Se ha tropezado y caído, hundido en su propio vómito; un galimatías de excusas que ni él a día de hoy es capaz de creer. Un nudo de extremidades que intenta ponerse de pie, pero que se cansa y se agota.
A veces se avergüenza por lo que es, por lo que hace, e intenta esconder el rostro entre sus manos, pero se le pegan, como la cera derretida, y rápidamente se convierte en alguien que no sabe dar la cara, que se esconde entre sus propias lágrimas, que se pierde entre sus sollozos, y que, lo único que quiere, en realidad, es poder apagar el fuego que le está quemando la cara.
Es una amalgama de palabras, un monstruo que vaga por las calles sin un nombre ni un rostro que pueda llamar suyos. Y quizás, solo quizás, sea verdad que se está ahogando en su propia desesperación, hundido, ahogado en un mar que en realidad se siente como un desierto, siempre apresado, siempre sofocado, con calor, con dolor, con agonía, quemándose hasta derretir todos sus órganos, que se chamuscan, que se crispan mientras sueltan chispas.
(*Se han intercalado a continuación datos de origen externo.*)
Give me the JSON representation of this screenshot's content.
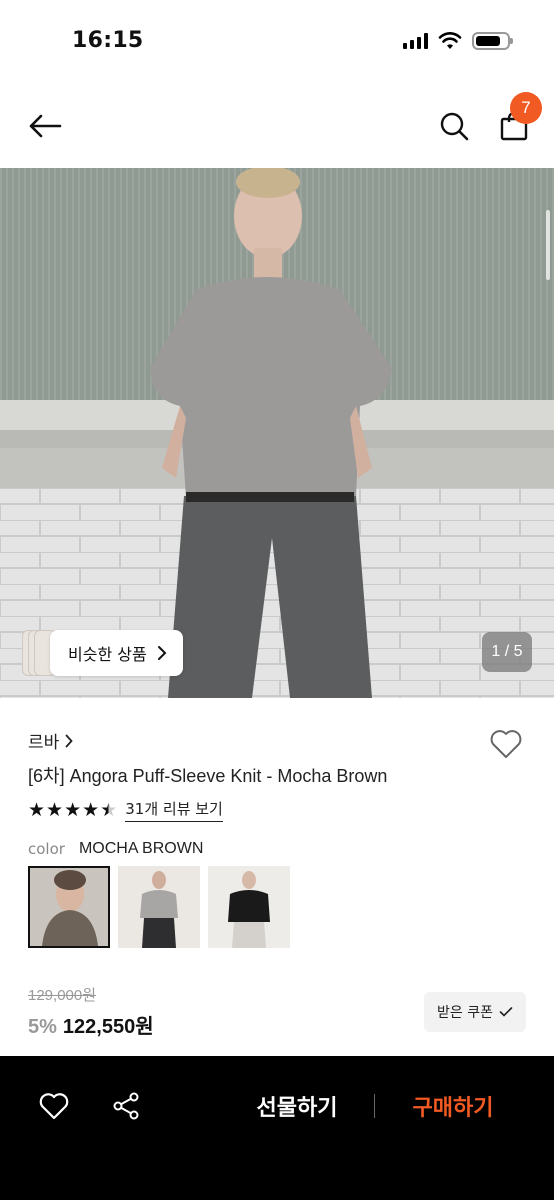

Las palabras salen de su boca como un montón de babas, vomitando sobre su ropa, viéndose miserable y lamentable frente a los demás, y se avergüenza, quiere esconderse, huir, hacer cualquier cosa con tal de que no lo vean de esa forma; deshilachado, hecho a trozos, descuartizado por su propia sierra.
Se amputará la cara con tal de que no le reconozcan y se destrozará el cerebro con un mortero para así no recordar ni siquiera su nombre, pues, de esa forma, todo será mucho más fácil: sin oportunidad de evocar quién fue y qué era exactamente lo que hacía que no se sintiera humano, que su carne fuera diferente a la del resto.